Federal Income Tax data

WHO ARE THE 47% WHO PAY NO FEDERAL INCOME TAXES?
(this excerpt was taking from www.financialsamurai.com)

The Tax Policy Center’s Donald Marron said they fall into three main groups:

  1. The working poor. The earned income tax credit and the child credit can help families making $50,000 or more pay no taxes or get money back. About 60% of those not paying income taxes do contribute to payroll taxes, meaning they must have some source of earned income.
  2. The elderly. An increased standard deduction for those over 65, and an exemption on part of Social Security earnings, means that many older Americans pay no income taxes.

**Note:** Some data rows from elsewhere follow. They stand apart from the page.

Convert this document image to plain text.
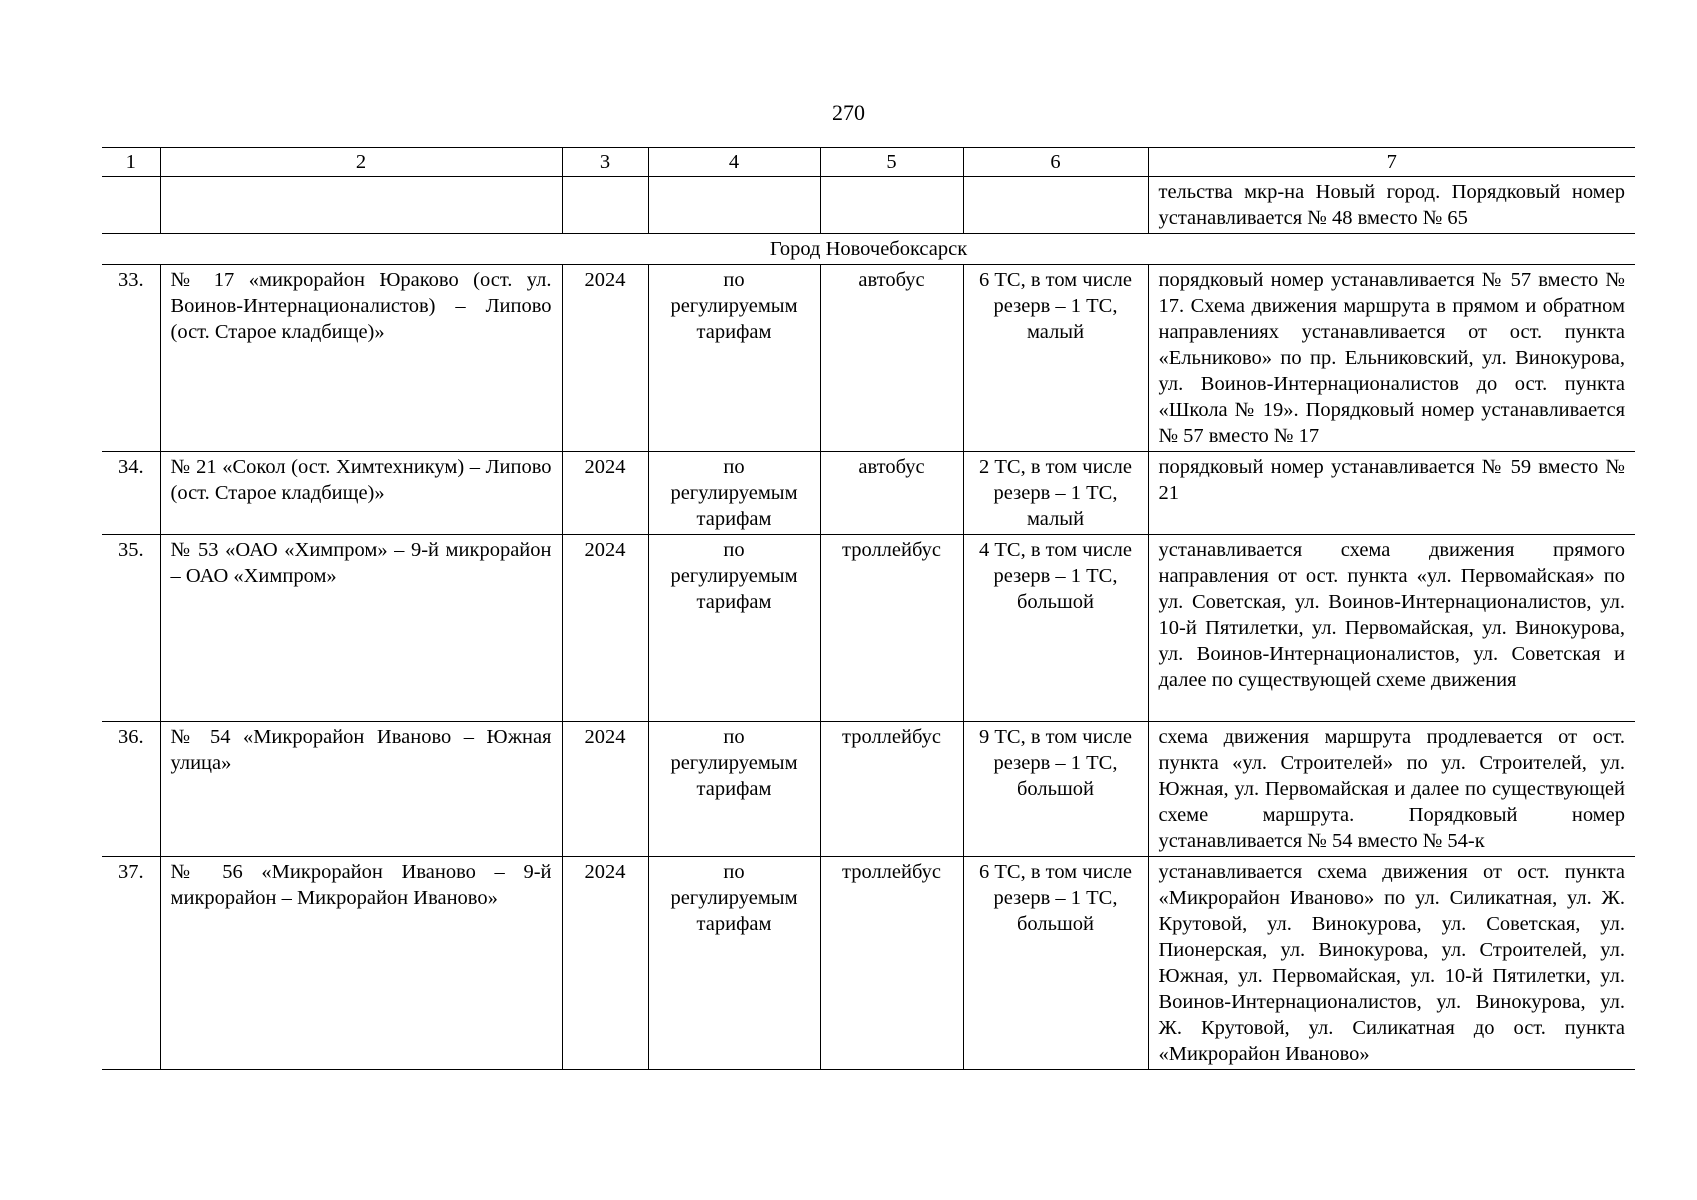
270
1	2	3	4	5	6	7
						тельства мкр-на Новый город. Порядковый номер устанавливается № 48 вместо № 65
Город Новочебоксарск						
33.	№ 17 «микрорайон Юраково (ост. ул. Воинов-Интернационалистов) – Липово (ост. Старое кладбище)»	2024	по регулируемым тарифам	автобус	6 ТС, в том числе резерв – 1 ТС, малый	порядковый номер устанавливается № 57 вместо № 17. Схема движения маршрута в прямом и обратном направлениях устанавливается от ост. пункта «Ельниково» по пр. Ельниковский, ул. Винокурова, ул. Воинов-Интернационалистов до ост. пункта «Школа № 19». Порядковый номер устанавливается № 57 вместо № 17
34.	№ 21 «Сокол (ост. Химтехникум) – Липово (ост. Старое кладбище)»	2024	по регулируемым тарифам	автобус	2 ТС, в том числе резерв – 1 ТС, малый	порядковый номер устанавливается № 59 вместо № 21
35.	№ 53 «ОАО «Химпром» – 9-й микрорайон – ОАО «Химпром»	2024	по регулируемым тарифам	троллейбус	4 ТС, в том числе резерв – 1 ТС, большой	устанавливается схема движения прямого направления от ост. пункта «ул. Первомайская» по ул. Советская, ул. Воинов-Интернационалистов, ул. 10-й Пятилетки, ул. Первомайская, ул. Винокурова, ул. Воинов-Интернационалистов, ул. Советская и далее по существующей схеме движения
36.	№ 54 «Микрорайон Иваново – Южная улица»	2024	по регулируемым тарифам	троллейбус	9 ТС, в том числе резерв – 1 ТС, большой	схема движения маршрута продлевается от ост. пункта «ул. Строителей» по ул. Строителей, ул. Южная, ул. Первомайская и далее по существующей схеме маршрута. Порядковый номер устанавливается № 54 вместо № 54-к
37.	№ 56 «Микрорайон Иваново – 9-й микрорайон – Микрорайон Иваново»	2024	по регулируемым тарифам	троллейбус	6 ТС, в том числе резерв – 1 ТС, большой	устанавливается схема движения от ост. пункта «Микрорайон Иваново» по ул. Силикатная, ул. Ж. Крутовой, ул. Винокурова, ул. Советская, ул. Пионерская, ул. Винокурова, ул. Строителей, ул. Южная, ул. Первомайская, ул. 10-й Пятилетки, ул. Воинов-Интернационалистов, ул. Винокурова, ул. Ж. Крутовой, ул. Силикатная до ост. пункта «Микрорайон Иваново»
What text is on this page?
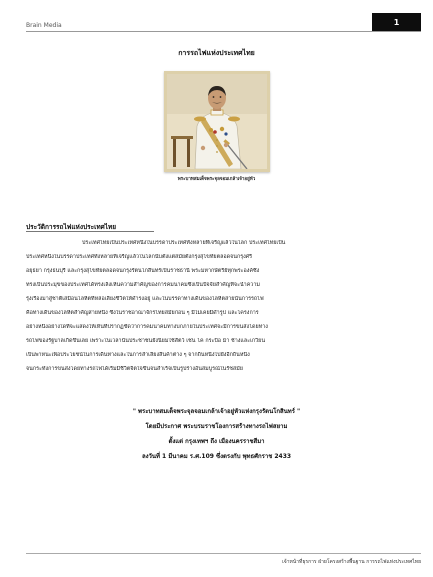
Brain Media	1
การรถไฟแห่งประเทศไทย
พระบาทสมเด็จพระจุลจอมเกล้าเจ้าอยู่หัว
ประวัติการรถไฟแห่งประเทศไทย
ประเทศไทยเป็นประเทศหนึ่งในบรรดาประเทศทั้งหลายที่เจริญแล้วในโลก ประเทศไทยเป็น
ประเทศหนึ่งในบรรดาประเทศทั้งหลายที่เจริญแล้วในโลกนับตั้งแต่สมัยตั้งกรุงสุโขทัยตลอดจนกรุงศรี
อยุธยา กรุงธนบุรี และกรุงสุโขทัยตลอดจนกรุงรัตนโกสินทร์เป็นราชธานี พระมหากษัตริย์ทุกพระองค์ซึ่ง
ทรงเป็นประมุขของประเทศได้ทรงเล็งเห็นความสำคัญของการคมนาคมซึ่งเป็นปัจจัยสำคัญที่จะนำความ
รุ่งเรืองมาสู่ชาติเสมือนโลหิตที่หล่อเลี้ยงชีวิตให้ดำรงอยู่ และในบรรดาทางเดินของโลหิตสายนั้นการรถไฟ
คือทางเดินของโลหิตสำคัญสายหนึ่ง ซึ่งในราชอาณาจักรไทยสมัยก่อน ๆ มีไม่เคยมีด้ำรูป และโครงการ
อย่างหนึ่งอย่างใดที่จะแสดงให้เห็นที่ปรากฏชัดว่าการคมนาคมทางบกภายในประเทศจะมีการขนส่งโดยทาง
รถไฟของรัฐบาลเกิดขึ้นเลย เพราะในเวลานั้นประชาชนยังนิยมใช้สัตว์ เช่น โค กระบือ ม้า ช้างและเกวียน
เป็นพาหนะเพื่อประโยชน์ในการเดินทางและในการลำเลียงสินค้าต่าง ๆ จากถิ่นหนึ่งไปยังอีกถิ่นหนึ่ง
จนกระทั่งการขนส่งโดยทางรถไฟได้เริ่มมีชีวิตจิตใจขึ้นจนสำเร็จเป็นรูปร่างอันสมบูรณ์ในรัชสมัย
" พระบาทสมเด็จพระจุลจอมเกล้าเจ้าอยู่หัวแห่งกรุงรัตนโกสินทร์ "
โดยมีประกาศ พระบรมราชโองการสร้างทางรถไฟสยาม
ตั้งแต่ กรุงเทพฯ ถึง เมืองนครราชสีมา
ลงวันที่ 1 มีนาคม ร.ศ.109 ซึ่งตรงกับ พุทธศักราช 2433
เจ้าหน้าที่ธุรการ ฝ่ายโครงสร้างพื้นฐาน การรถไฟแห่งประเทศไทย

Please remember though that the elderly have paid their dues through decades worth of federal taxation during their careers.
  3. The low-income. A family of four claiming only the standard deduction and personal exemptions pays no federal income tax on its first $27,000 of income.

Whether you think this is fair or not is up to you.  But you should start to ask yourself how it will be possible to actually pay off $18 trillion dollars in debt when basically half of America doesn’t pay into the system at all currently.

It’s likely that taxes on the wealthy will only continue to go up and I won’t be surprised to see more takeaways including even potentially disqualifying yourself from social security benefits if you make too much money in retirement.   It will be important under the current tax code that you do your best to not only plan on the most tax efficient way to accumulate your assets, but also get really clear about how you will distribute your assets in the most tax efficient manner down the road or the tax man just might keep stalking you for many years to come.